Warehouse receivers spent their day stitching together supplier, item, and invoice data across disconnected screens to validate a single PO. I led end-to-end UX for Zebra's EMC (Enterprise Mobile Computing) division, a unified, context-aware experience built for gloved hands and devices from 4-inch handhelds to 8-inch tablets.

Client
Amazon and Lowes

Amazon and Lowes

Type
Product Design

Product Design

Year
2025

2025

Project image

Approach

Context 

Zebra's mobile computers has captured a large marketshare supporting receiving workflows for global warehouses, gating inventory accuracy, supplier payments, and fulfillment. As Senior UX Designer, I owned end-to-end solution across every device class, partnering with product, engineering, and hardware teams. Constraints included limited frontline research access, fixed deadlines, legacy integrations, and 8 devices ranging from 480×800 to 2400×1080 screen size resolutions.

The Problem 

Receivers couldn't pull up everything tied to a key field without hopping between systems. Validation was slow, errors compounded, and the experience varied by device. Prior attempts treated each screen size as its own design problem, this fragmenting the mental model, costing departments throughput on the floor.

Approach 

Success meant one mental model across all hardware. I designed device-class first, anchoring each layout to a reference resolution and validating across the fleet. I started from the 4-inch handhelds set - the hardest density constraints, and scaled up.

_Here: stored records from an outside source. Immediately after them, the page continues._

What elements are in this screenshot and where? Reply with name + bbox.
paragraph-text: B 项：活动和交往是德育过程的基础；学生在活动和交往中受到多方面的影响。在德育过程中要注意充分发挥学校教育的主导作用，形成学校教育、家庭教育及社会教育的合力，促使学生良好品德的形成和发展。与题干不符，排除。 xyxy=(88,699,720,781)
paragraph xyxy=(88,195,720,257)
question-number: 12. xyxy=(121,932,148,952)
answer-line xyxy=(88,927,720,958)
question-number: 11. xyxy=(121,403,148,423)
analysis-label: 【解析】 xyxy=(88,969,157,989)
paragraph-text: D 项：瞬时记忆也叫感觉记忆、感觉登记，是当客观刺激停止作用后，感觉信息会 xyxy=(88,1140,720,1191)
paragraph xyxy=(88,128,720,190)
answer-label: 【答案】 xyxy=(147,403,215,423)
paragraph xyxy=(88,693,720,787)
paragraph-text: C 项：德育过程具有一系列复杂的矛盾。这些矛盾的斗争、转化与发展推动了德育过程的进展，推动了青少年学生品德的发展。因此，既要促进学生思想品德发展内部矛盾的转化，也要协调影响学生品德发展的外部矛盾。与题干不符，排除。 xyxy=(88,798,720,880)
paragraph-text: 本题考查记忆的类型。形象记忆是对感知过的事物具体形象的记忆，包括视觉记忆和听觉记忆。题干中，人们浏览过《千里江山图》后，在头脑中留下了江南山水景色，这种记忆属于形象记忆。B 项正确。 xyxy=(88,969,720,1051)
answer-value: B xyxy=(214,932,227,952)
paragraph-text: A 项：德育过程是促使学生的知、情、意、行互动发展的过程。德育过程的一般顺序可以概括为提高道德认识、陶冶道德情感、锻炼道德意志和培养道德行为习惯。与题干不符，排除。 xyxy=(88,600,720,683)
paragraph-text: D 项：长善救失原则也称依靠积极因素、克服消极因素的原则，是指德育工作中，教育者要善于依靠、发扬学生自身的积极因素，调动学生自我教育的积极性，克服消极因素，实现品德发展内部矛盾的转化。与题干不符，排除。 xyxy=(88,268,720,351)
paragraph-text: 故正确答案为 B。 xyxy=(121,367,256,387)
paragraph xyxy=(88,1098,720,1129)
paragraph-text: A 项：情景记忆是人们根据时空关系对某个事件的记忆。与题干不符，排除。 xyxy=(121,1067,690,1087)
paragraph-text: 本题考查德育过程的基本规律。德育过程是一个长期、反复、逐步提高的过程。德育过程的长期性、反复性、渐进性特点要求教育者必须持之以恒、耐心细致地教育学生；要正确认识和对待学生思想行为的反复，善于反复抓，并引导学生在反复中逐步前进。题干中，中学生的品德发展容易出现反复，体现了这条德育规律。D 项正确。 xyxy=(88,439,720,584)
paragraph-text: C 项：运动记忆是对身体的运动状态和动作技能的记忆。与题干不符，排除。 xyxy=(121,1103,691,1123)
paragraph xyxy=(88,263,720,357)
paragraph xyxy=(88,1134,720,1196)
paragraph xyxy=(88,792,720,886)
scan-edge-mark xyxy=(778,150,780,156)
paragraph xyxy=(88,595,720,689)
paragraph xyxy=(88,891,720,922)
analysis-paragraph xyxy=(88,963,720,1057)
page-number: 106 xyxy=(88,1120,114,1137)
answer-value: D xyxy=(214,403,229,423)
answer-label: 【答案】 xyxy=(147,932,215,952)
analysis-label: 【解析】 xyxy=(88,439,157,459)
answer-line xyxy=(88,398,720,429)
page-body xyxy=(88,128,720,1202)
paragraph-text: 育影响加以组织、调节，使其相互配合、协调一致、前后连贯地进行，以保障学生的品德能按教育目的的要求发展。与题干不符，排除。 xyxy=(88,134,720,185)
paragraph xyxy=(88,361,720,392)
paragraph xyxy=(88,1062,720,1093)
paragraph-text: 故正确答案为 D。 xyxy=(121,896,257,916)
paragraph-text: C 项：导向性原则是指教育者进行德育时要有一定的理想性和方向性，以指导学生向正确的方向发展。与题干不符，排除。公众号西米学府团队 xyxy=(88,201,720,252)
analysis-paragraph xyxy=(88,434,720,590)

The bet: if the smallest screen worked for gloved, interrupted, low-light use, the rest would follow. A shared spec and weekly check-ins aligned execs, PMs, and engineering.

Process 

A workflow audit mapped every manual correlation receivers were forced to make. I built three archetypes, tenured, new hire, multi-tasker, and pressure-tested every decision against them. Early concepts that surfaced all linked records at once were killed; they overwhelmed handhelds. v1 collapsed too much, v2 over-paginated, v3 landed on context-aware grouping that scaled per device. Scenario reviews stress-tested interrupted sessions, partial scans, and mismatched POs.

Solution 

We were able to create a suite that connected record, supplier, item, delivery, invoice, into one streamlined experience. The design system driving component behavior was now consolidated into one spec so engineering shipped once across the fleet.

Reflection

Impact 

Phase I launched across the TC53/TC58, TC73/TC78, Slingshot, and Asteroid platforms, establishing a consistent experience across three Zebra devices and additional form factors. In Phase II, the system scaled to support seven more device types. Receivers benefited from a unified mental model regardless of hardware, while engineering reduced implementation overhead through a single shared specification. Product managers also leveraged the shared system to accelerate delivery timelines and meet shipping schedules.

Reflection

Designing for the constraint, not the flagship, was the right call. The 4-inch handheld forced clarity that benefited every larger screen. In fleet-wide enterprise design, parity is a feature, and one mental model is worth more than per-device polish.